J'ai donc appris à me calmer et à laisser la vie suivre son cours. Je fais de la méditation transcendantale, qui, pour moi, est une grande libération. J'aime aussi lire et voyager. La lecture me donne une sorte de solidarité avec ma propre condition, et les voyages me permettent de mieux apprécier la condition humaine. Cette combinaison, ainsi que la cuisine, m'a permis de rester en rémission au cours des dix dernières années.
Les gens dans les cuisines ont tous tendance à faire quelque chose pour les aider à passer la nuit : ils boivent, ils fument, ils se droguent. C'est un travail très dur. C'est quand je suis entré dans la cuisine que j'ai commencé à guérir. Le fait d'avoir la maladie de Crohn m'a sauvé la vie parce que cela m'a mis dans une situation difficile. Je me sentais comme un requin dans l'eau avec un seul aileron. Je devais nager deux fois plus fort pour survivre. J'ai mis tout ce que j'avais dans ma cuisine, et en même temps, j'ai été obligé d'avoir une relation à distance avec la nourriture que je voulais manger. J'ai dû me battre pour revenir, une bouchée à la fois.
La nourriture comme énergie de guérison
Les aliments qui m'aident le plus C mentalement et spirituellement C sont des aliments cuisinés avec amour par d'autres personnes. Je peux, bien sûr, cuisiner pour moi-même, mais comme je goûte une bonne centaine de fois avant de terminer un plat, mon palais se fatigue. Quelqu'un qui cuisine pour vous est l'un des plus beaux actes de bonté qui soit. C'est un geste nourricier que je n'ai jamais pris à la légère. Il me met immédiatement à l'aise et transmet une énergie curative qui m'ouvre complètement. Et lorsque je cuisine pour les autres, je déverse exactement la même énergie dans cette expérience culinaire. Il s'agit de guérir par la nourriture, physiquement, psychologiquement et émotionnellement.
Le conseil que je donne aux gourmets atteints de la maladie de Crohn est de dresser une liste des choses que vous aimez et dont vous avez envie. Sucré, salé, en sauce, croustillant, tout ce qui vous fait plaisir. Ensuite, essayez de trouver l'équivalent sain de ces choses. Découvrez ce qui existe. Les choses que vous découvrirez que vous pouvez et aimez manger vous conduiront à d'autres choses que vous pourrez manger.

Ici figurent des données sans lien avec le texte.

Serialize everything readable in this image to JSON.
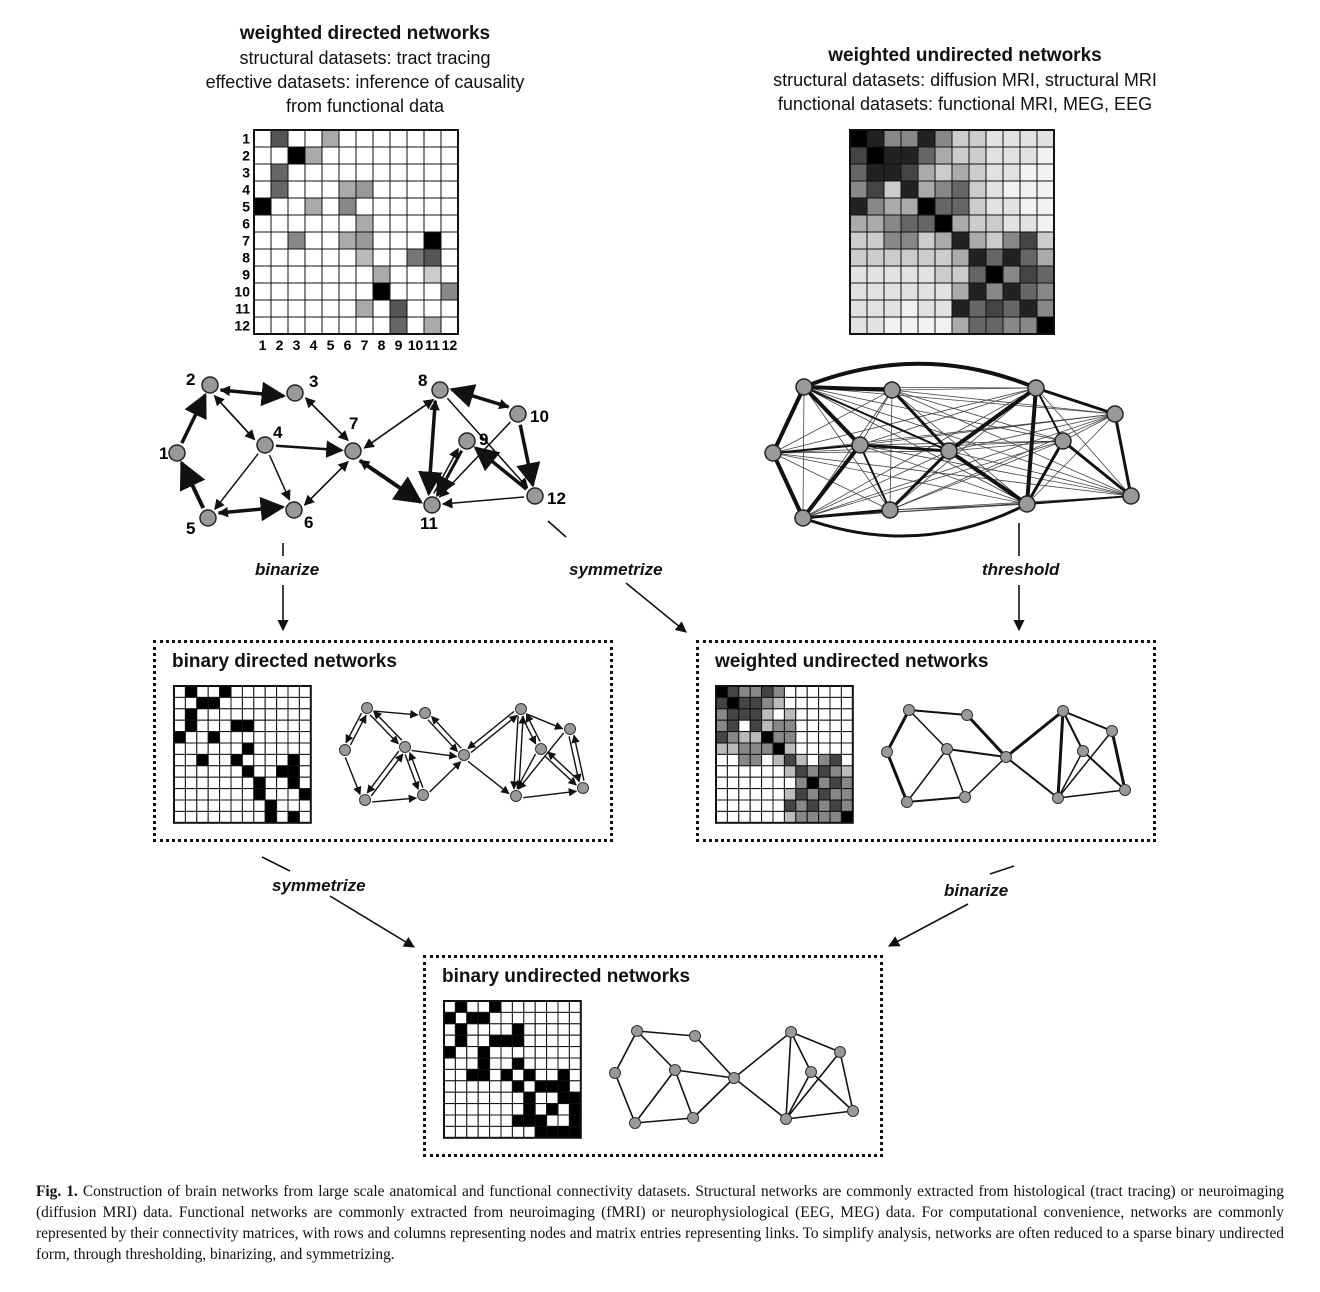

Il se peut même que vous finissiez par aimer ces aliments plus que les originaux. En bref : concentrez-vous sur ce que vous aimez manger et pouvez manger. Et ne laissez pas le stress diriger votre vie.
Avoir Crohns, ça craint, mais je n'y changerais rien. C'est ce qui a fait de moi ce que je suis.
Douglass Williams est le propriétaire et le chef principal du MIDA, un restaurant italien qui possède deux établissements à Boston, dans le Massachusetts. En 2020, ce père de deux enfants, âgé de 37 ans, a été reconnu comme l'un des meilleurs nouveaux chefs d'Amérique par le magazine Food & Wine. Il a également été demi-finaliste du James Beard Award la même année et a été nominé pour le prix du meilleur chef en 2022.